SPOT checks on 41 NHS trusts found three were fiddling waiting list figures and half made mistakes reporting data, the spending watchdog reveals today.

The Audit Commission carried out checks from June to November last year to assess the accuracy of waiting time information within the NHS.

Its report - which may undermine the credibility of Government waiting list figures - found evidence at three trusts of deliberate manipulation of waiting list information.

These were Scarborough and North East Yorkshire Healthcare NHS Trust, East and North Hertfordshire NHS Trust and South Manchester University Hospitals NHS Trust.

At another 19 trusts, there were errors in at least one of the indicators used to assess waiting list performance. They included York Health Services NHS Trust which had errors in two indicators and system weaknesses in two others.

This meant that at 53 per cent of the 41 trusts checked, there was a problem with at least one of six indicators.

Overall, 93 per cent of trusts checked had system weaknesses that gave cause for concern over the accuracy of waiting lists.

South Tyneside Health Care NHS Trust got a clean bill of health in four waiting list categories but were found to have system weaknesses in one area.

Northgate and Prudhoe NHS Trust had errors in four out of five categories.

Some trusts offered appointments at short notice and, when patients could not attend, restarted the waiting time from that day.

Some people were classed as "suspended" but should have been on the active list, and "in extreme cases this included hundreds of patients".

In one case, 2,000 patients were not included on external waiting lists.

James Strachan, chairman of the Audit Commission, said: "This report shows widespread inaccuracy in waiting list figures - some of it deliberate, but also much is due to ineffective management or inadequate systems."

At the three trusts where figures were deliberately manipulated, action has been taken to investigate and tackle the problem, including suspending staff.
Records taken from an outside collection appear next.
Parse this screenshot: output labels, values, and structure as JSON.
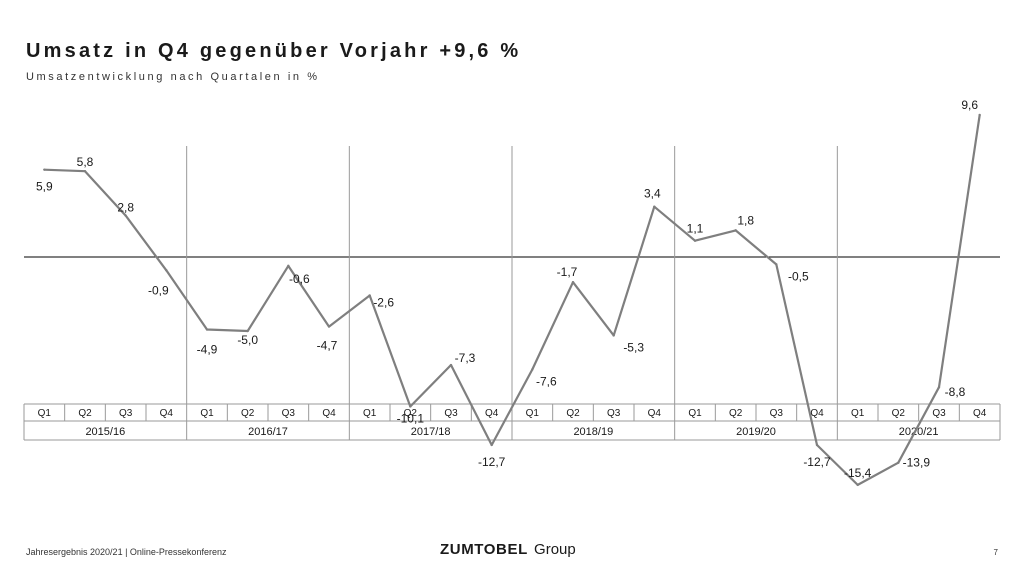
{
  "title": "Umsatz in Q4 gegenüber Vorjahr +9,6 %",
  "subtitle": "Umsatzentwicklung nach Quartalen in %",
  "footer": {
    "left": "Jahresergebnis 2020/21 | Online-Pressekonferenz",
    "logo_brand": "ZUMTOBEL",
    "logo_suffix": "Group",
    "page": "7"
  },
  "chart_data": {
    "type": "line",
    "title": "",
    "xlabel": "",
    "ylabel": "",
    "ylim": [
      -16,
      10
    ],
    "grid": false,
    "quarter_labels": [
      "Q1",
      "Q2",
      "Q3",
      "Q4"
    ],
    "groups": [
      "2015/16",
      "2016/17",
      "2017/18",
      "2018/19",
      "2019/20",
      "2020/21"
    ],
    "series": [
      {
        "color": "#7f7f7f",
        "values": [
          5.9,
          5.8,
          2.8,
          -0.9,
          -4.9,
          -5.0,
          -0.6,
          -4.7,
          -2.6,
          -10.1,
          -7.3,
          -12.7,
          -7.6,
          -1.7,
          -5.3,
          3.4,
          1.1,
          1.8,
          -0.5,
          -12.7,
          -15.4,
          -13.9,
          -8.8,
          9.6
        ],
        "data_labels": [
          "5,9",
          "5,8",
          "2,8",
          "-0,9",
          "-4,9",
          "-5,0",
          "-0,6",
          "-4,7",
          "-2,6",
          "-10,1",
          "-7,3",
          "-12,7",
          "-7,6",
          "-1,7",
          "-5,3",
          "3,4",
          "1,1",
          "1,8",
          "-0,5",
          "-12,7",
          "-15,4",
          "-13,9",
          "-8,8",
          "9,6"
        ]
      }
    ]
  }
}
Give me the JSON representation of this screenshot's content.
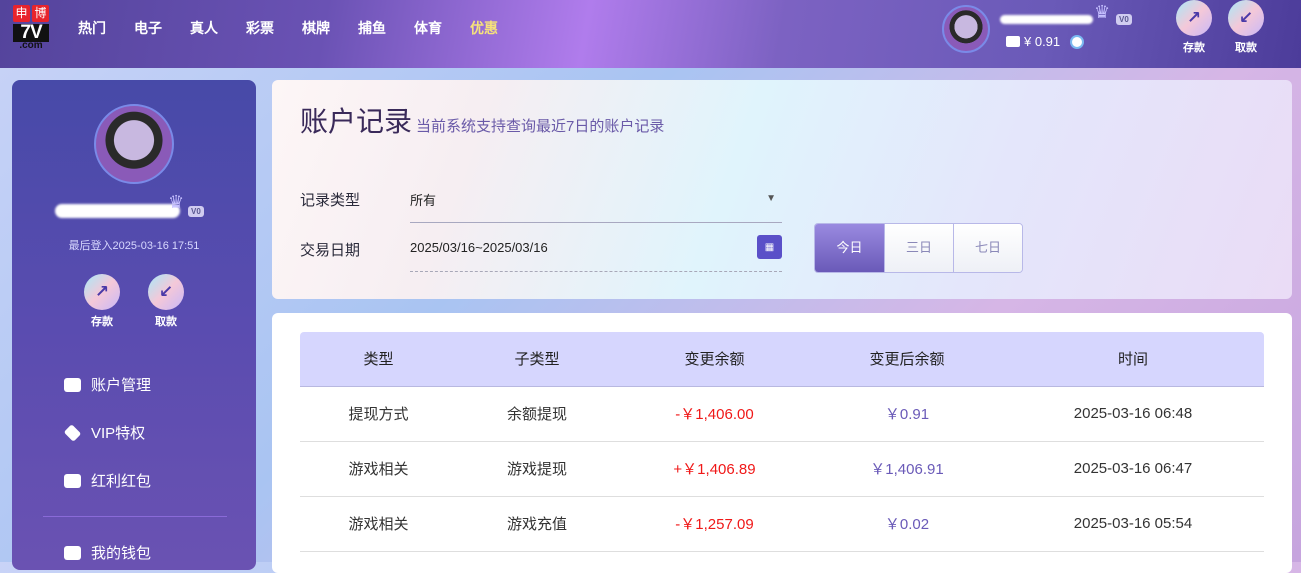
{
  "header": {
    "logo": {
      "top": [
        "申",
        "博"
      ],
      "main": "7V",
      "sub": ".com"
    },
    "nav": [
      "热门",
      "电子",
      "真人",
      "彩票",
      "棋牌",
      "捕鱼",
      "体育",
      "优惠"
    ],
    "vip": "V0",
    "balance": "¥ 0.91",
    "deposit": "存款",
    "withdraw": "取款"
  },
  "sidebar": {
    "vip": "V0",
    "last_login": "最后登入2025-03-16 17:51",
    "deposit": "存款",
    "withdraw": "取款",
    "menu": [
      "账户管理",
      "VIP特权",
      "红利红包",
      "我的钱包"
    ]
  },
  "main": {
    "title": "账户记录",
    "subtitle": "当前系统支持查询最近7日的账户记录",
    "type_label": "记录类型",
    "type_value": "所有",
    "date_label": "交易日期",
    "date_value": "2025/03/16~2025/03/16",
    "ranges": [
      "今日",
      "三日",
      "七日"
    ],
    "active_range": "今日"
  },
  "table": {
    "headers": [
      "类型",
      "子类型",
      "变更余额",
      "变更后余额",
      "时间"
    ],
    "rows": [
      {
        "type": "提现方式",
        "subtype": "余额提现",
        "change": "-￥1,406.00",
        "after": "￥0.91",
        "time": "2025-03-16 06:48"
      },
      {
        "type": "游戏相关",
        "subtype": "游戏提现",
        "change": "+￥1,406.89",
        "after": "￥1,406.91",
        "time": "2025-03-16 06:47"
      },
      {
        "type": "游戏相关",
        "subtype": "游戏充值",
        "change": "-￥1,257.09",
        "after": "￥0.02",
        "time": "2025-03-16 05:54"
      }
    ]
  },
  "colors": {
    "accent": "#6a5ab8",
    "negative_positive_change": "#f01818",
    "promo_nav": "#f6e27a"
  }
}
NHS chief executive Sir Nigel Crisp said to find three trusts were deliberately manipulating figures was "very disappointing and very sad for the NHS".

The NHS is implementing the report recommendations and trusts where problems were found must report by the end of the month.
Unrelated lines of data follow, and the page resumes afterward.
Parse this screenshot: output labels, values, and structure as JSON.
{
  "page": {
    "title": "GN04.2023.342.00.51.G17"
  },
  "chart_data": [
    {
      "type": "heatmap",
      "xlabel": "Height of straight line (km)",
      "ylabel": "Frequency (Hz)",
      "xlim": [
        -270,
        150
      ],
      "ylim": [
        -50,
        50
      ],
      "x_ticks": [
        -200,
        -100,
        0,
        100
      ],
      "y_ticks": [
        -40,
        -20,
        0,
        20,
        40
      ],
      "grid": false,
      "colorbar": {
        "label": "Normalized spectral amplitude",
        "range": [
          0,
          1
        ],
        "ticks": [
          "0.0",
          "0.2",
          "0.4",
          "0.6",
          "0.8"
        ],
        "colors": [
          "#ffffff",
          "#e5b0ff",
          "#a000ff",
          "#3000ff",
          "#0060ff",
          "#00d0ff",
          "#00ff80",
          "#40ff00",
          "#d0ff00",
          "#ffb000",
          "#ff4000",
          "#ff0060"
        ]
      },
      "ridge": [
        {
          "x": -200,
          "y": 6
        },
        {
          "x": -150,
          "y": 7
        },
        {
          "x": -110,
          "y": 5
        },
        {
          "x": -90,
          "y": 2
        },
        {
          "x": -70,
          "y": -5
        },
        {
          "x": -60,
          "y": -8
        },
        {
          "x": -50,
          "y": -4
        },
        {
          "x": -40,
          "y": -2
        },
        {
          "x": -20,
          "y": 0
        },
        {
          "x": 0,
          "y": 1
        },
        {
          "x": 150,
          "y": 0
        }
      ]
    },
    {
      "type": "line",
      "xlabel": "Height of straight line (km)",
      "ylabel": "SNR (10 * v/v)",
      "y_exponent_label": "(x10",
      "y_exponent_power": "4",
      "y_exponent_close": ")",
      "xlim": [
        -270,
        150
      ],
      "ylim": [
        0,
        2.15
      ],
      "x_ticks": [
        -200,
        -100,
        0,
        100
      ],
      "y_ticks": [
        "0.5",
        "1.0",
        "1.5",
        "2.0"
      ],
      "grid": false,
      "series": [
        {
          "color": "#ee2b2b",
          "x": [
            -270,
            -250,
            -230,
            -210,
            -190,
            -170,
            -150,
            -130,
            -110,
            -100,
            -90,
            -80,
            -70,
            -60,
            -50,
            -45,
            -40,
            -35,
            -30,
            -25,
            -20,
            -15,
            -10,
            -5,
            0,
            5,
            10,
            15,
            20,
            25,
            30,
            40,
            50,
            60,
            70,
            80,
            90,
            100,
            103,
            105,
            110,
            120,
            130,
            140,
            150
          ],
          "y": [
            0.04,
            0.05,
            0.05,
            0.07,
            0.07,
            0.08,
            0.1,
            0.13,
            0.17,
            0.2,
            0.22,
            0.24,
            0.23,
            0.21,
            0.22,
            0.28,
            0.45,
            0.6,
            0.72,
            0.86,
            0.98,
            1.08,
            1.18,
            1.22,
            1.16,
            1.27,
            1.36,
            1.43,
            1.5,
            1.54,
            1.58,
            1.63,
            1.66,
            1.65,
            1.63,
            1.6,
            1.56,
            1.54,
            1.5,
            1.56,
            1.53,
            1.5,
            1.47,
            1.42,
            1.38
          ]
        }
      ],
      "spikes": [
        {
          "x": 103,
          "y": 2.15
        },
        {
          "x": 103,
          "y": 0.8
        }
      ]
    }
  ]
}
By the end of June, all trusts must say how they are dealing with any problems.

The NHS is also making a significant investment in improving information technology, said Sir Nigel.

A spokeswoman for the Scarborough trust said that as their internal investigation was continuing, it would be inappropriate to make any further comment.

John Saxby, chief executive of County Durham and Darlington Acute Hospitals NHS Trust, said like every other trust they would be checking figures.